Après le coup d’État, de sombres perspectives pour l’économie nigérienne

Le général Abdourahamane Tiani, chef de l'État nigérien. Photo : Présidence du Niger

Trois mois après le coup d’État du 26 juillet qui a renversé le président Mohamed Bazoum au Niger, les sanctions imposées par la Communauté économique des États de l’Afrique de l’Ouest (Cedeao) et la suspension des financements internationaux assombrissent les perspectives économiques d’un pays parmi les plus pauvres au monde.

– Financements internationaux suspendus –

L’Union européenne (UE), un partenaire majeur du Niger, avait alloué 503 millions d’euros (554 millions de dollars) « à l’amélioration de la gouvernance, de l’éducation et de la croissance durable au Niger pour la période 2021-2024 », selon son site.

Mais à l’instar d’autres partenaires comme la France, l’UE a annoncé « l’arrêt immédiat » de son appui budgétaire dans la foulée du coup d’Etat.

Globalement, le montant de l’appui budgétaire fourni au Niger est désormais estimé à 254 millions de dollars à décaisser, contre 1,166 milliard de dollars prévus avant le coup d’État, selon une étude de la Banque mondiale (BM) et du Programme alimentaire mondial des Nations unies (PAM), consultée par l’AFP.

En matière de financement des projets de développement, « seuls 82 millions de dollars (0,55% du PIB) ont été versés en 2023, contre des flux importants attendus de 625 millions de dollars (3,6% du PIB) », selon l’étude qui indique que cette suspension « pèsera lourdement sur la capacité du pays à mettre en œuvre des projets et à exécuter le budget ».

Ces chiffres établis début octobre ne prennent pas en compte la suspension par Washington de la majorité de ses programmes de soutien au pays, pour un montant avoisinant les 500 millions de dollars.

– Un budget amputé –

Seulement 62% du budget du Niger est financé par ses recettes intérieures, selon l’UE.

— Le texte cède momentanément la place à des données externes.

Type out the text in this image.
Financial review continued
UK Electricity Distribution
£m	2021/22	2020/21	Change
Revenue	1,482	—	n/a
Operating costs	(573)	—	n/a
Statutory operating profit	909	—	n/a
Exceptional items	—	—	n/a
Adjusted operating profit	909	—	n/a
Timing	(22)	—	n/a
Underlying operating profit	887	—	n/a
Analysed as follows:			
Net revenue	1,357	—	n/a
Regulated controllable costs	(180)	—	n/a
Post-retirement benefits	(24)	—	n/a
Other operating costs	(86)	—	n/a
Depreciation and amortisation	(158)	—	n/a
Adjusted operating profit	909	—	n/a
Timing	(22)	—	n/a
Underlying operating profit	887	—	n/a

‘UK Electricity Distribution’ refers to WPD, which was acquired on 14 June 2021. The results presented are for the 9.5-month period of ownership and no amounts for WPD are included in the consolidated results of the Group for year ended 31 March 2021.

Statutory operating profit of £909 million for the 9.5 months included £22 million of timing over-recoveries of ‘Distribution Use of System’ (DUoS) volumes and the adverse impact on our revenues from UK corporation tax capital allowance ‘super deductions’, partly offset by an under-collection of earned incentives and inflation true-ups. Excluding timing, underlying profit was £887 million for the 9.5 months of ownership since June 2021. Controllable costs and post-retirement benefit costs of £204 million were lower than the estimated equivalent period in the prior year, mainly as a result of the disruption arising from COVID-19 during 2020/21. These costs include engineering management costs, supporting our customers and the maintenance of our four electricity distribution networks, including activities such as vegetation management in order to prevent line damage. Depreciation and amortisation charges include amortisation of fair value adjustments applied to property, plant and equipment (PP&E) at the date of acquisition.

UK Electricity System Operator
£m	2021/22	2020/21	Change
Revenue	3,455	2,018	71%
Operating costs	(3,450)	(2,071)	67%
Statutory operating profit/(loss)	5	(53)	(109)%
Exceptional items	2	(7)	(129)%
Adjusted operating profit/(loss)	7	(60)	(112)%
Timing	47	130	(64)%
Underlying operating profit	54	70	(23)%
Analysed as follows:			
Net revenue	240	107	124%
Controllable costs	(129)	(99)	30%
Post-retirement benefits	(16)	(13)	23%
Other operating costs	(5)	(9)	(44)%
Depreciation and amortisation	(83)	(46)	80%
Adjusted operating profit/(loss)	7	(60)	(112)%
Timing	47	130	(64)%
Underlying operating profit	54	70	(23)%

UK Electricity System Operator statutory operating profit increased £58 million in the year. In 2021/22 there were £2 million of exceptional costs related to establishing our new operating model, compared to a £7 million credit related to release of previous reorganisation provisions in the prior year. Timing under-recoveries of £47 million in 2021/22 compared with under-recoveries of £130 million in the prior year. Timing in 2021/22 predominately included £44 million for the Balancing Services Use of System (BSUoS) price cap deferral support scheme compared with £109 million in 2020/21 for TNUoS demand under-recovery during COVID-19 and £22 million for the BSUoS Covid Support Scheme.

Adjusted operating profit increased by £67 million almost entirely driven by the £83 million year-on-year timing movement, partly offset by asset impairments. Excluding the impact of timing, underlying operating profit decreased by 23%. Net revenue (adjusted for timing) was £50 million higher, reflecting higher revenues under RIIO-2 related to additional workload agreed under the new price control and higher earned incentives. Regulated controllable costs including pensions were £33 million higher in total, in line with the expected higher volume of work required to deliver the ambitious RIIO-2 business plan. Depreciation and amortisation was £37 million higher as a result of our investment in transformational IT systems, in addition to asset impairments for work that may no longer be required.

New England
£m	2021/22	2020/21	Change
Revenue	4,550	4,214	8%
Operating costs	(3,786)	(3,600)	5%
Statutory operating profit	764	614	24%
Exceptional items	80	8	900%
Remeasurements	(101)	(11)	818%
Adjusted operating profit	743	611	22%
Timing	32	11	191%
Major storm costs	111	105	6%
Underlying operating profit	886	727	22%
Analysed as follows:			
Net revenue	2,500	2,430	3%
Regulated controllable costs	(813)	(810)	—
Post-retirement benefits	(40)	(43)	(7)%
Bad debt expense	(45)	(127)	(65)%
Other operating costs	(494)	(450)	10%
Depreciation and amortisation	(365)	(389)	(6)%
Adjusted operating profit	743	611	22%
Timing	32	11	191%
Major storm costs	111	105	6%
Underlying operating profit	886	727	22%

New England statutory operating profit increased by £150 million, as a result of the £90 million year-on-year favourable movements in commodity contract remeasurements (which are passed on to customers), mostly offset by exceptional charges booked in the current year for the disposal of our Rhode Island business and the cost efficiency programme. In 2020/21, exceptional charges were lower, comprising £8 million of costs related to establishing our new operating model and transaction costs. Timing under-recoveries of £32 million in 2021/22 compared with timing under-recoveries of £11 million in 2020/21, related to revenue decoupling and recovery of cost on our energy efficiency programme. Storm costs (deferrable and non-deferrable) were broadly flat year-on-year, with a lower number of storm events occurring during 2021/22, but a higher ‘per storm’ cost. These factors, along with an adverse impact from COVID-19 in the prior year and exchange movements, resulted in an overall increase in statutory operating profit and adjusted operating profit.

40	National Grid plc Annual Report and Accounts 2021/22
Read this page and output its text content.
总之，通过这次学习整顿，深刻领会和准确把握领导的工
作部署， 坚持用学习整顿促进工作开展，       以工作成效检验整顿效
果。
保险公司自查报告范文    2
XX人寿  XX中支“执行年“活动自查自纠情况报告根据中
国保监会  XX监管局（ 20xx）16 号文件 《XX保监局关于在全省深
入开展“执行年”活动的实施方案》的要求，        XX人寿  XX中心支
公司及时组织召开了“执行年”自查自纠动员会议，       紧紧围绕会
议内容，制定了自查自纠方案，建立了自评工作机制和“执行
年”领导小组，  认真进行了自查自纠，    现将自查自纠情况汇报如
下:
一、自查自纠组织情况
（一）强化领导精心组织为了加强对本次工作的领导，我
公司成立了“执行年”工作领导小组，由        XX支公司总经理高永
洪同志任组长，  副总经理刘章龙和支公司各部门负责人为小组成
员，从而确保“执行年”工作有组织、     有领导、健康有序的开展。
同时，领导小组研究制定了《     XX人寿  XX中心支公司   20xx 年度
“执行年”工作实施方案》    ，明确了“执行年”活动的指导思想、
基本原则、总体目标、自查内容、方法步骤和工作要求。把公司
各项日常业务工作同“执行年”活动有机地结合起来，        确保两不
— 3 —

Le régime militaire a annoncé début octobre une réduction de 40% du budget national pour 2023, en raison des « lourdes sanctions imposées par les organisations internationales et régionales », qui « exposent le pays à une baisse importante des recettes tant extérieures qu’intérieures ».

Les sanctions de la Cedeao empêchent le Niger d’accéder au marché financier régional de l’Union économique et monétaire ouest-africaine (Uemoa) pour financer son budget et effectuer des transactions bancaires.

En réponse, les autorités nigériennes ont exigé des contribuables qu’ils paient impôts et taxes en espèces, au lieu de les déposer sur le compte du Trésor, gelé par les sanctions.

Confronté à une baisse drastique de ses recettes, le gouvernement donne la priorité au paiement des salaires des fonctionnaires, au détriment des investissements publics, selon la BM.

Elle ajoute que « la nouvelle administration a manqué plusieurs paiements d’intérêts (de sa dette, Ndlr), cette situation a déjà entraîné des arriérés et pourrait très probablement conduire à la suspension » d’autres appuis financiers internationaux.

– Des infrastructures menacées –

Le Nigeria a annoncé la suspension de sa fourniture d’électricité au Niger, qui représentait 71% de la consommation du pays avant le coup d’État. La société nigérienne d’électricité (Nigelec) ne parvient à satisfaire qu’entre 25% et 50% de la demande selon les régions, et sa situation financière se détériore, selon la BM.

Plusieurs projets d’infrastructures sont en outre menacés par la suspension de la coopération occidentale.

La mise en service de la centrale solaire de Gorou Banda, financée par l’Agence française de développement (AFD), est retardée.

Les travaux du barrage de Kandadji, financés par l’AFD, la Banque ouest-africaine de développement (BOAD) et la Banque d’investissement de la Cedeao (BIDC), sont également à l’arrêt.

« Les retards dans les projets d’infrastructure électrique entraveront l’augmentation de l’accès à une électricité abordable et fiable pour les ménages et l’industrie », assure la BM, dans un pays où seulement 20% de la population a accès l’électricité.

– Économie au ralenti –

Alors que la croissance du PIB devait atteindre 6% en 2023, stimulée par les exportations de pétrole, elle pourrait tomber à 2,3% « si les sanctions se poursuivent jusqu’à la fin de l’année », estime la BM.

Quelque 700.000 personnes supplémentaires pourraient tomber dans l’extrême pauvreté en 2023.

Le risque de pénurie de liquidités a toutefois diminué, car les agences de transfert d’argent continuent d’être opérationnelles au Niger malgré les sanctions.

Les envois de fonds vers le Niger sont « limités (…) mais ils profitent généralement aux ménages les plus pauvres », explique la BM.

– Exemple malien –

Tout comme le Niger, le Mali a subi des sanctions économiques de la Cedeao après un coup d’État.

Au Mali, « la croissance économique s’est avérée résiliente en dépit des sanctions de la Cedeao », d’après une note de la BM publiée en avril 2023. Le déficit budgétaire s’est stabilisé « à un niveau élevé de 5% du PIB » au détriment des investissements publics, mais la pauvreté a augmenté.